Police raided an underground workshop Monday night that was producing oil from pork of questionable quality, Qingpu district police told the Global Times Tuesday.
A group of food safety activists reported the unregistered workshop to police Monday. Group members posted photographs online showing pieces of pork stacked in filthy containers or on the floor around the workshop. Some of the meat had already started to go bad. "The workshop ran from 10 pm to about 5 am each day," said Wang Gang, one of the activists. "There were four mills. Two produced cooking oil and the other two produced pork jerky."
Police are still investigating whether the workshop was producing the oil for consumption or industrial use, said a press officer surnamed Shi from the Qingpu District Public Security Bureau.
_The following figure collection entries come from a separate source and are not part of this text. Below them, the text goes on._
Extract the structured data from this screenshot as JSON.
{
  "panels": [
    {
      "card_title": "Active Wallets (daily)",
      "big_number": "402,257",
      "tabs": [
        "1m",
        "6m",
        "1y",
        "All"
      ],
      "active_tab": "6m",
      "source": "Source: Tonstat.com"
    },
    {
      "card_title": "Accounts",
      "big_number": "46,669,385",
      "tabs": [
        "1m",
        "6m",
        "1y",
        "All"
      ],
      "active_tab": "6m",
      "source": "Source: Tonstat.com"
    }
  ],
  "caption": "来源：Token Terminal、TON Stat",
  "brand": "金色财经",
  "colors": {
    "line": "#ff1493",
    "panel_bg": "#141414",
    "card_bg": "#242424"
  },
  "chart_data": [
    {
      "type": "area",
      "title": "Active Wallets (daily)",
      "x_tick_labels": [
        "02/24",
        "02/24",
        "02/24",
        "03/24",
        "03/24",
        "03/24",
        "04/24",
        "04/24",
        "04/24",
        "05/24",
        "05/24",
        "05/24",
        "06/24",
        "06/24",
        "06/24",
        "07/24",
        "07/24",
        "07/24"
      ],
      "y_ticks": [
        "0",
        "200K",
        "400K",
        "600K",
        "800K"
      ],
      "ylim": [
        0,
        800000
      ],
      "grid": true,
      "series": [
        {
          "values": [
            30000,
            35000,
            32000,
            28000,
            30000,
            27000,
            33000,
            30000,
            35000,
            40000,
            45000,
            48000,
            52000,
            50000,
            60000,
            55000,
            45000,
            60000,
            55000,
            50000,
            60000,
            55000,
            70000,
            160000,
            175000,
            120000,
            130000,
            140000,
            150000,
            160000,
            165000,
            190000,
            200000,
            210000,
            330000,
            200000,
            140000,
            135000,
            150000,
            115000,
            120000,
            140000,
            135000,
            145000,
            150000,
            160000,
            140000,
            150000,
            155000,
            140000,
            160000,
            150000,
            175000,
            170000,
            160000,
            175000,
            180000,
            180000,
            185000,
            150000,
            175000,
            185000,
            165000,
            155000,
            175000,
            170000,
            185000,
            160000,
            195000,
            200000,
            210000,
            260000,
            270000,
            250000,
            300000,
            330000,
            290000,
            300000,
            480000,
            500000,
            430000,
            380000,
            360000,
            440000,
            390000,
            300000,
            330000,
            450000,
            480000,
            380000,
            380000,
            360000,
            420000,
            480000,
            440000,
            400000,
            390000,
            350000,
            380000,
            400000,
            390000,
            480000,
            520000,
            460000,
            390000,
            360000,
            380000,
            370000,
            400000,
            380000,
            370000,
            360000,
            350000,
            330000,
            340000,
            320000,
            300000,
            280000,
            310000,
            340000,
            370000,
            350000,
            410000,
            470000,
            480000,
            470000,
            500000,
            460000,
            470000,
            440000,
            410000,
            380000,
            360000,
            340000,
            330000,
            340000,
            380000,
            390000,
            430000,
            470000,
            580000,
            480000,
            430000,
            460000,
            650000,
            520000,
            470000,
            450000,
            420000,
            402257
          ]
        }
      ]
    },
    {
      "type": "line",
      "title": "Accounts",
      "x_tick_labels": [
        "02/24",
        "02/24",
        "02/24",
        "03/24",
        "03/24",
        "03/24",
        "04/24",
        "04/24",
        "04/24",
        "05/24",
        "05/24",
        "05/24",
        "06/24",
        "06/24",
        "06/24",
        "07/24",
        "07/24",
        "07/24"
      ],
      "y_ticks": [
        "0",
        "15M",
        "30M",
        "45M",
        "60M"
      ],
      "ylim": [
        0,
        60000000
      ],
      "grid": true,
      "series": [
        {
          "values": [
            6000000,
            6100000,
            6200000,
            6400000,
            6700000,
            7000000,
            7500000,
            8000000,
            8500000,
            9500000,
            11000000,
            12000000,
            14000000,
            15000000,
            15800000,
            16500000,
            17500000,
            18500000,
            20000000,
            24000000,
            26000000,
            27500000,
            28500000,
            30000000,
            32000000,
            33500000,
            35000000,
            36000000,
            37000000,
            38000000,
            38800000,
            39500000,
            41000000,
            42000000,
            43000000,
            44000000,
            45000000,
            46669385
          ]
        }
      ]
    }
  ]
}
The workshop was hidden in the woods behind a restaurant, Wang said. A friend who lives nearby told him that it had been operating for at least two years.
Wang said his friend had hired a private investigator to look into the workshop for three months. "There were trucks delivering pig carcasses to the workshop every day," Wang said. "It also bought recycled oil from restaurants."
The photographs also showed workers boiling the meat in dirty cooking pots.
Workers packaged the jerky on the workshop's floor, but managed to remove it before police arrived, said an activist surnamed Ni, who was present at the scene.
Police have arrested several of the workshop's workers.